Ein Koffer voll Liebe

Ich bin schon 269 Tage und 22 Stunden hier

und es ist so vieles passiert.

Ich habe Fufu gegessen und gestampft,

Leuchttürme und Berge beklommen,

alle möglichen Magen-Darm-Stories mitgenommen,

unter Wasserfällen getanzt,

den Anfang und das Ende vom Regenbogen gefunden,

Freundschaften verloren,

neue gewonnen.

Mich auf‘s Wichtige besonnen.

Regentänze initiiert,

6 Stunden Reibekuchen frittiert,

im Januar Weihnachten gefeiert,

mehr Nächte als ich zählen kann durchgereihert.

Einen Kolibri gesehen

und gedacht ich hätte einen Sonnenstich,

Sternenhimmel im See badend verinnerlicht,

ebenso unvergessen die Sicht,

als die Sonne über‘m Regenwald aufging

und ich mittendrin.

Nicht auf der Erde,

nicht im Himmel,

sondern genau dazwischen.

Ich bin noch 84 Tage und 9 Stunden hier und das ist verdammt wenig,

so rein die Zahlen betrachtend.

Aber ehrlich gesagt, könnte ich jetzt gerade noch nicht fort,

habe mein Herz verloren an diesen Ort.

Dennoch, ein Blick in die Heimat.

Und schon höre ich sie aus der Ferne schrei‘n,

ich rede mir dann immer ein, der Anteil an Menschen, die so denken sei klein,

dass lediglich das Internet als Multiplikator für ihren braunen Mist dient,

sie es so verbreiten.

Doch trotz angeblich unendlicher World-Wide-Web-Weiten,

kommt es an,

zielt,

und trifft.

Mitten in mein Herz.

Und ich weiß einfach nicht, was ich fühlen soll.

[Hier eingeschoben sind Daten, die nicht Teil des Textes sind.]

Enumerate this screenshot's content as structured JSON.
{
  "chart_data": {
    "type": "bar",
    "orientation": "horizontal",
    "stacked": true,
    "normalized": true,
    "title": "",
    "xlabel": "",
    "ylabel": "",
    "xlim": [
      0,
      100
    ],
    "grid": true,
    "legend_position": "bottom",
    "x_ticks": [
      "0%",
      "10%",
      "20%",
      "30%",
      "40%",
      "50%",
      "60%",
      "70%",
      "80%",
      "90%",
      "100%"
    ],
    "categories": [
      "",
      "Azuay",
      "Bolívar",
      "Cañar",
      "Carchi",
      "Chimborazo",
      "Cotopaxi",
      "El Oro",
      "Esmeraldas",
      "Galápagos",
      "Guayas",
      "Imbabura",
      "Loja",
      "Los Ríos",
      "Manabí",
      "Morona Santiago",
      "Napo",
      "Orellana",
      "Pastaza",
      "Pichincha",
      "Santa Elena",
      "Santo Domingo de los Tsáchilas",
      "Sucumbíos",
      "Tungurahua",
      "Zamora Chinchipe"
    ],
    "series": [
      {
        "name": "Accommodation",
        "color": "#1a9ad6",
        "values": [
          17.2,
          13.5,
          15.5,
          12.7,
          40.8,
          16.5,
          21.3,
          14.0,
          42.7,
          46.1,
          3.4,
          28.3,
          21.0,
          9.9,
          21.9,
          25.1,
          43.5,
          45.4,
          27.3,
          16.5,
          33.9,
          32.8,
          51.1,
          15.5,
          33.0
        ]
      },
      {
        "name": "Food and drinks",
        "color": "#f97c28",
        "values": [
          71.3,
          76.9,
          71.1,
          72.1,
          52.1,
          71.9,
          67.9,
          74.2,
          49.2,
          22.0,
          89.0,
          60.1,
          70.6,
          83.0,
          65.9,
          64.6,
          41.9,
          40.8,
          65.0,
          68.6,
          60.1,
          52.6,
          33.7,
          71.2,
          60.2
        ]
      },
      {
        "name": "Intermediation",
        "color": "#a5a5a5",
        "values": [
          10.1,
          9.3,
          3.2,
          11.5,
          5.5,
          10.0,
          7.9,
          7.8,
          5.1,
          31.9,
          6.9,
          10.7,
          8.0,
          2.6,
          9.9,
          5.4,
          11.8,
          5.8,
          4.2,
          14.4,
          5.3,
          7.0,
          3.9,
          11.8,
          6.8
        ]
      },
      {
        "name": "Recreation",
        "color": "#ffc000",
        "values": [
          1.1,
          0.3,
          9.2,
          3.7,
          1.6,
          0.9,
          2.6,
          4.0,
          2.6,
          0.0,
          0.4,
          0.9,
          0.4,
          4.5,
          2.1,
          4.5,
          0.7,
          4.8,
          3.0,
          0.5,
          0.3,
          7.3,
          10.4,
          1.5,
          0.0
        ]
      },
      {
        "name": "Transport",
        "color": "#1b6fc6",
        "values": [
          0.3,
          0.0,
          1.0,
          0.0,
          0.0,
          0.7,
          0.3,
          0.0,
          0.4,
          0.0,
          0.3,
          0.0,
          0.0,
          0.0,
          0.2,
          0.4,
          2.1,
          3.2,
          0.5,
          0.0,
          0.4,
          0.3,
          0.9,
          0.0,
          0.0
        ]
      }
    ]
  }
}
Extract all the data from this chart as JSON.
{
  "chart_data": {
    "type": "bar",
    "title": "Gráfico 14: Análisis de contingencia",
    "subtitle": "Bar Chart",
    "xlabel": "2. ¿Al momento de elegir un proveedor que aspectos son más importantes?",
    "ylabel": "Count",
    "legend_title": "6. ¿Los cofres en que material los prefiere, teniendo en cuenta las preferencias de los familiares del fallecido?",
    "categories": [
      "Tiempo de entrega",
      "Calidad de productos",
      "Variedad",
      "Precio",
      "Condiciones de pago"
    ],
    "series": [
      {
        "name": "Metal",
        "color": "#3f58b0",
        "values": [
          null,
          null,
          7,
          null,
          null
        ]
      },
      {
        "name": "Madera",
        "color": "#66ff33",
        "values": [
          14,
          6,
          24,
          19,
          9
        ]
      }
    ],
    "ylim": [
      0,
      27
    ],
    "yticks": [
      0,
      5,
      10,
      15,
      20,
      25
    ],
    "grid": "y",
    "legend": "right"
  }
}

Könnte Freudentänze und FlickFlacks machen,

dank meiner dicken Euphorie.

Doch dann reißen mich viel zu alte, viel zu grässliche Parolen runter von meiner Wolke aus Glück.

Meine Gedanken sortieren sich anders,

neu,

von Vorfreude auf die Heimat keine Spur.

Denn dann denke ich an die letzten Wahlen, wie sich Rechte mit lautem Knall anschleichen,

jetzt,

zurück auf den Sitzen in unserem Parlament.

Ich schließe die Augen und finde mich wieder,

in einem ganz großen Zwischen.

Zwischen der unfassbaren Wärme und Liebe,

die mich tagtäglich fernab von Zuhause willkommen heißt,

den vor Lebensfreude strahlenden Gesichtern,

die sich beim Augenkontakt anfühlen wie Sonnenstrahlen nur besser.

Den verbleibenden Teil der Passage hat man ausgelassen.